В предполуденный час 27-го полковник Колесник, приехав на пункт управления, доложил окончательно отработанный и письменно оформленный план. «Полководцы» рассмотрели, утвердили, но вернули без подписи (а это святая святых при утверждении плана боевых действий) со словами: «Действуйте». Заметив на лице Колесника недоумение, предложили, но довольно резко: «Идите!» Понимая, что вышло грубо, смягчили тон: «Вас, полковник, ждут дела… успеха вам».

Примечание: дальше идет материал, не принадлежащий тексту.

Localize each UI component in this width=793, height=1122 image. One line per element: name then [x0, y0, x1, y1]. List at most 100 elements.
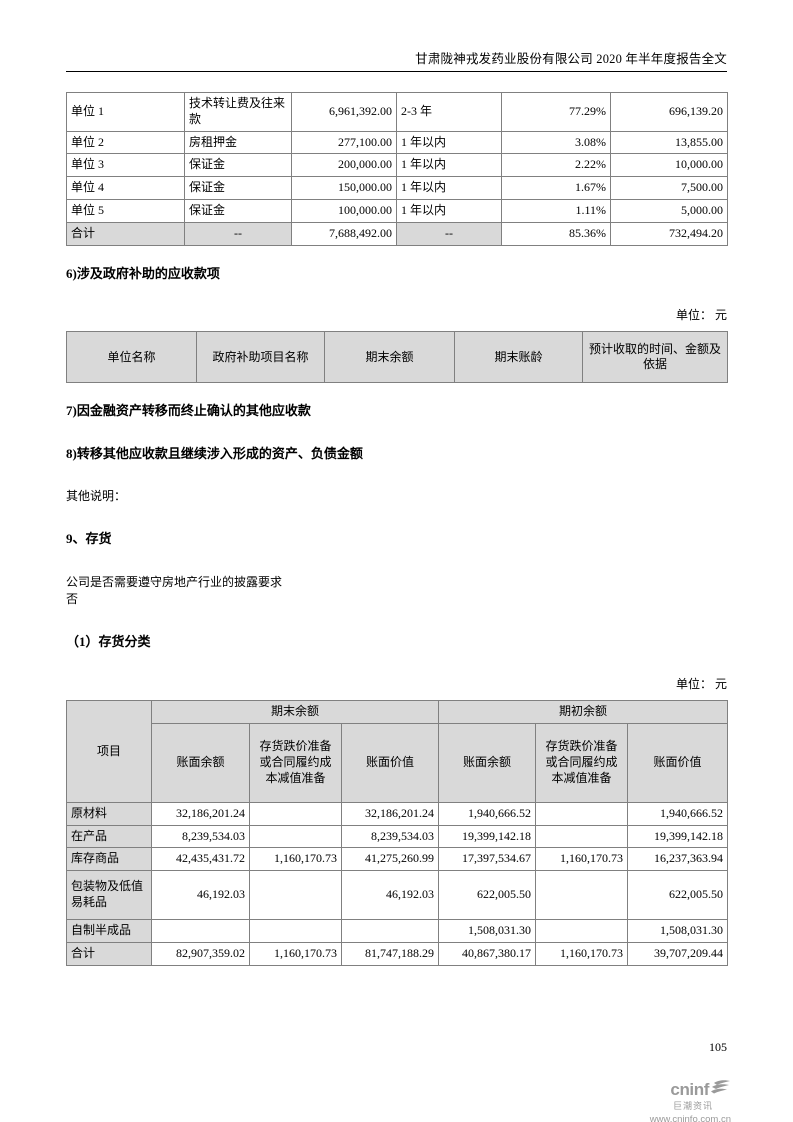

Уже позже Василий Васильевич предавался сарказму (Москва свела нас в последний раз в девяносто третьем; генерал-майор Колесник вышел в запас, и мы повстречались в городском отделении Фонда социальных гарантий военнослужащим, президентом которого он был): «Я привык, что мне говорят — „вас ждут великие дела“. А тогда они оба меня достали, озлился я не на шутку: видно же — мандраж хватил двух генералов, а они еще и выпендриваются. Мало того что до того все сделали безголово и бездарно, и Бога надо молить, что приостановили операцию „Дуб“. Кстати, хорошо назвали — в соответствии со своим „военным кругозором“. Мало того что все дружно „отпрыгнули“ от руководства штурмом дворца, убоявшись ответственности. Мало того что, по существу, палец о палец не ударили во время разработки нового плана и общей подготовки к захвату объектов и все свалили на Колесника, крайнего. Так они еще и меня, и нас всех, отправляемых на бойню, в упор не видят и далеко посылают. И тогда-то, когда во мне все это вскипело, я при них крупно, чтобы видели из своего угла тараканьего, написал по полю карты: „План устно утвержден главным военным советником Магометовым С. К. и главным советником КГБ СССР Ивановым Б. С. От подписи отказались“. И вышел из кабинета да еще дверью треснул как следует».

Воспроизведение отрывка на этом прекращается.